AR orders of regimes 1 and 2.

coefs

a k-by-(p+1) matrices, where k is the number of regimes. The i-th row shows the estimation results in regime i.

sigma

estimated innovational covariances for all the regimes.

thr

threshold value.

residuals

estimated innovations.

sresi

standardized residuals.

nobs

numbers of observations in different regimes.

delay

delay for threshold variable.

cnst

logical values indicating whether the constant terms are included in different regimes.

AIC

AIC value.

Examples

phi=t(matrix(c(-0.3, 0.5,0.6,-0.3),2,2))
y=uTAR.sim(nob=200, arorder=c(2,2), phi=phi, d=2, thr=0.2, cnst=c(1,-1),sigma=c(1, 1))
thr.est=uTAR(y=y$series, p1=2, p2=2, d=2, thrQ=c(0,1),Trim=c(0.1,0.9), method="RLS")
est=uTAR.est(y=y$series, arorder=c(2,2), thr=thr.est$thr, d=2)

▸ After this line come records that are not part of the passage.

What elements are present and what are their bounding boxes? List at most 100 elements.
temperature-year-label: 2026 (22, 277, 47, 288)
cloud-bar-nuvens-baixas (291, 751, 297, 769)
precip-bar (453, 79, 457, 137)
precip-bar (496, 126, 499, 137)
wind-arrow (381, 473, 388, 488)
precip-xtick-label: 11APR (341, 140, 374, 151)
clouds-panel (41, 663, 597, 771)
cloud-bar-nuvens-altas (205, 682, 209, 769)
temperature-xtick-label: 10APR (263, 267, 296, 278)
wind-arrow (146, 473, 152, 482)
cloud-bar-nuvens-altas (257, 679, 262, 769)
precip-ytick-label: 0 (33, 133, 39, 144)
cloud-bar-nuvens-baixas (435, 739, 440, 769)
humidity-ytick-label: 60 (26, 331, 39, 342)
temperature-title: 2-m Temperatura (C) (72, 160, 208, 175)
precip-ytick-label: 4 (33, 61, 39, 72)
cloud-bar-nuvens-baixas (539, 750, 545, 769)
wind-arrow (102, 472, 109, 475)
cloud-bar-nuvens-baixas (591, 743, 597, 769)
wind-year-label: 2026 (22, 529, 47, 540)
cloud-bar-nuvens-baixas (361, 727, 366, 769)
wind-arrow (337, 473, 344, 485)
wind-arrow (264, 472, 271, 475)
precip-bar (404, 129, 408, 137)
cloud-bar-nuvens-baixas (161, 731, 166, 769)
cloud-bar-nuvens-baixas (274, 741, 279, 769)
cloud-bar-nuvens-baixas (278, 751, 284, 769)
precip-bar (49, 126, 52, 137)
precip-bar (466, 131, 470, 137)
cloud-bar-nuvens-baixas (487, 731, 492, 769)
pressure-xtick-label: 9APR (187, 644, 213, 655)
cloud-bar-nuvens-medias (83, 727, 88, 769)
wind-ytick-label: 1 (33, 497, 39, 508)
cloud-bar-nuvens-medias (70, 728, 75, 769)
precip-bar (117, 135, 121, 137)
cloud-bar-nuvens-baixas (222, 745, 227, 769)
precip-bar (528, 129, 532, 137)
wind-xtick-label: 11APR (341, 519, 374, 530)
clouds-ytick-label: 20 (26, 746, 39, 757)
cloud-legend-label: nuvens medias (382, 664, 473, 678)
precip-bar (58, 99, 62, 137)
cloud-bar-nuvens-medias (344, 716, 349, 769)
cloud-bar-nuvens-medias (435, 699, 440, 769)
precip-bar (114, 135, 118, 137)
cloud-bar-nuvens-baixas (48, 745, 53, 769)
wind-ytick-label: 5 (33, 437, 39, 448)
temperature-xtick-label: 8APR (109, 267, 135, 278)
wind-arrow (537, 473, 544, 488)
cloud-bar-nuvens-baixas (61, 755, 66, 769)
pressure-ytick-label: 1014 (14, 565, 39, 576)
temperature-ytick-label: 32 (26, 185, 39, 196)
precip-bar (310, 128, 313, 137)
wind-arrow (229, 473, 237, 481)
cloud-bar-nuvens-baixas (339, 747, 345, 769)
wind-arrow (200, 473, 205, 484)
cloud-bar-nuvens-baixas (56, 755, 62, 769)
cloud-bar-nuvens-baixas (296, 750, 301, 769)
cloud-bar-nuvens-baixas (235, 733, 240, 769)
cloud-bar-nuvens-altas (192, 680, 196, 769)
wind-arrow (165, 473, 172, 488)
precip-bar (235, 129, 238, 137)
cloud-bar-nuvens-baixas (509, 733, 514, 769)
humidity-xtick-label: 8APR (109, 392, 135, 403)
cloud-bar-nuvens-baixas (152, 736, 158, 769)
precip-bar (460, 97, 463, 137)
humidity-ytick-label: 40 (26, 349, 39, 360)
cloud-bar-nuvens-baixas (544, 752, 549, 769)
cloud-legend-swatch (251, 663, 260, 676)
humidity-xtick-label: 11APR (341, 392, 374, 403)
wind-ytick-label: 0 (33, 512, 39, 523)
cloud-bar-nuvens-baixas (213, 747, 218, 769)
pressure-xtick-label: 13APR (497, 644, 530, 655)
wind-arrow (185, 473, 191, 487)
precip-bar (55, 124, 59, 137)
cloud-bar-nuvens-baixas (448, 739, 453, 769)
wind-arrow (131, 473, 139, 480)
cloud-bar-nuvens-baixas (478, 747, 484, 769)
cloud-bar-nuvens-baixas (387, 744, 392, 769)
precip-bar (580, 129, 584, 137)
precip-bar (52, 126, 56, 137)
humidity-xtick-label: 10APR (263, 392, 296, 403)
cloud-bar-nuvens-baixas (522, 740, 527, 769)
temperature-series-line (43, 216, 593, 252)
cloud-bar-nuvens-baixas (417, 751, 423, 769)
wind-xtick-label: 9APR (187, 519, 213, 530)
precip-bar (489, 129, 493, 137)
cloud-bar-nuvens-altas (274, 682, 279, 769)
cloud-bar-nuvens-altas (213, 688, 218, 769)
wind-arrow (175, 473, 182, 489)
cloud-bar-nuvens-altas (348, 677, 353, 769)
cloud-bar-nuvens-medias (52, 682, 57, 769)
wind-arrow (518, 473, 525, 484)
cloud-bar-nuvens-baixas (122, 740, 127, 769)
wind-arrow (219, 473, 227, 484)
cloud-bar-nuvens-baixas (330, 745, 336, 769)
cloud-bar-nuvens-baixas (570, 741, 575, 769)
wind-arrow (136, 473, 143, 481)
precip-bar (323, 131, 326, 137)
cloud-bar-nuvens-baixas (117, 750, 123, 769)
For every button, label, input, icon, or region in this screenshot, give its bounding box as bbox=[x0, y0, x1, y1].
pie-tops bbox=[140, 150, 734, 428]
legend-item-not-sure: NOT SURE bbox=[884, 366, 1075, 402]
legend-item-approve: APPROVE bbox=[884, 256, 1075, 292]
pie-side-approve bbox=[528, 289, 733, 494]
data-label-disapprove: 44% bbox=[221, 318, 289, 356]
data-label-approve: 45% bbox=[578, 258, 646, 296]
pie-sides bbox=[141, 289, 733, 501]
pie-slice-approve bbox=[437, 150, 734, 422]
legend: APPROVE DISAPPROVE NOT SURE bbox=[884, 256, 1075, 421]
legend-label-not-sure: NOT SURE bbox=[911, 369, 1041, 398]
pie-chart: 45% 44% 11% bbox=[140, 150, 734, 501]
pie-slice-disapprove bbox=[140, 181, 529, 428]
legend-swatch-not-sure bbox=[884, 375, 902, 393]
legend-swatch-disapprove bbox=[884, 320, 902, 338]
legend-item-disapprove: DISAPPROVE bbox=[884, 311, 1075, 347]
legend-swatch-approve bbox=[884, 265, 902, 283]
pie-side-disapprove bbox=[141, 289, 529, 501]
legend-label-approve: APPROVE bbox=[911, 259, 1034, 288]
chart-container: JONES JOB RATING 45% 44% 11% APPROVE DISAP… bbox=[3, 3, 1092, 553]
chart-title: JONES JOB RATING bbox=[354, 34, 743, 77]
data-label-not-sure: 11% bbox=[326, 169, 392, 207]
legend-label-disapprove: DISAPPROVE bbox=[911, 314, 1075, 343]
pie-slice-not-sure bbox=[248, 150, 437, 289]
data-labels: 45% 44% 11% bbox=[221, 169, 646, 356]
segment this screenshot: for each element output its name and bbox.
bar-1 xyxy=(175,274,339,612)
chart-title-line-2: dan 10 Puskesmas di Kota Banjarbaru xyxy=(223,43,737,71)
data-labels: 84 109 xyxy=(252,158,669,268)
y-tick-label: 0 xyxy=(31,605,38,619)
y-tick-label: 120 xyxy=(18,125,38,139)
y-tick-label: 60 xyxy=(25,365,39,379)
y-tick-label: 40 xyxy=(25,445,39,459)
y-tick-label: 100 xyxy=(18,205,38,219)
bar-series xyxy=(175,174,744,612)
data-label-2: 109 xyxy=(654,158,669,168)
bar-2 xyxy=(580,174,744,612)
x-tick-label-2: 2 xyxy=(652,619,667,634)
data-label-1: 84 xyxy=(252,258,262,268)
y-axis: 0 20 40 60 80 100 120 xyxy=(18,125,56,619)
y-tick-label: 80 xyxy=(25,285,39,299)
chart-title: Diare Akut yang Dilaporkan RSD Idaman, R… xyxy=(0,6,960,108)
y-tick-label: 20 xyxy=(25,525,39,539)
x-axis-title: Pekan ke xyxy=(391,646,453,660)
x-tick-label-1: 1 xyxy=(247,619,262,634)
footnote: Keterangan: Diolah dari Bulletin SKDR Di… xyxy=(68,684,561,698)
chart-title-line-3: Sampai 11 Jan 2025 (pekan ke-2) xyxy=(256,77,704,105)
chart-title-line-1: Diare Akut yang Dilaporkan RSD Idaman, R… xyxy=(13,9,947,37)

Prediction of A Fitted Univariate TAR Model

Description

Prediction of a fitted univariate TAR model.

Usage

uTAR.pred(model, orig, h = 1, iterations = 3000, ci = 0.95, output = TRUE)

Arguments

model

univariate TAR model.

orig

forecast origin.

h

forecast horizon.

iterations

number of iterations.

ci

confidence level.

output

a logical value for output, default is TRUE.

Value

uTAR.pred returns a list with components:

model

univariate TAR model.

pred

prediction.

Ysim

fitted y.

Examples

phi=t(matrix(c(-0.3, 0.5,0.6,-0.3),2,2))
y=uTAR.sim(nob=2000, arorder=c(2,2), phi=phi, d=2, thr=0.2, cnst=c(1,-1), sigma=c(1, 1))
thr.est=uTAR(y=y$series, p1=2, p2=2, d=2, thrQ=c(0,1), Trim=c(0.1,0.9), method="RLS")
est=uTAR.est(y=y$series, arorder=c(2,2), thr=thr.est$thr, d=2)
uTAR.pred(mode=est, orig=2000,h=1,iteration=100,ci=0.95,output=TRUE)

Generate Univariate SETAR Models

Description

Generate univariate SETAR model for up to 3 regimes.

Usage

uTAR.sim(
  nob,
  arorder,
  phi,
  d = 1,
  thr = c(0, 0),
  sigma = c(1, 1, 1),
  cnst = rep(0, 3),
  ini = 500
)

Arguments

nob

number of observations.

arorder

AR-order for each regime. The length of arorder controls the number of regimes.

phi

a 3-by-p matrix. Each row contains the AR coefficients for a regime.

d

delay for threshold variable.

thr

threshold values.

sigma

standard error for each regime.

cnst

constant terms.

ini

burn-in period.

Value

uTAR.sim returns a list with components:

series

a time series following SETAR model.

at

innovation of the time seres.

arorder

AR-order for each regime.

thr

threshold value.

phi

a 3-by-p matrix. Each row contains the AR coefficients for a regime.

cnst

constant terms

sigma

standard error for each regime.

Examples

arorder=rep(1,2)
ar.coef=matrix(c(0.7,-0.8),2,1)
y=uTAR.sim(100,arorder,ar.coef,1,0)

Sequential Monte Carlo Using Sequential Importance Sampling for Stochastic Volatility Models

Description

The function implements the sequential Monte Carlo method using sequential importance sampling for stochastic volatility models.

Usage

wrap.SMC(par.natural, yy, mm, setseed = T, resample = T)

Arguments

par.natural

contains three parameters in AR(1) model. The first one is the stationary mean, the second is the AR coefficient, and the third is stationary variance.

yy

the data.

mm

the Monte Carlo sample size.

setseed

the seed number.

resample

the logical value indicating for resampling.

Value

The function returns the log-likelihood of the data.

References

Tsay, R. and Chen, R. (2018). Nonlinear Time Series Analysis. John Wiley & Sons, New Jersey.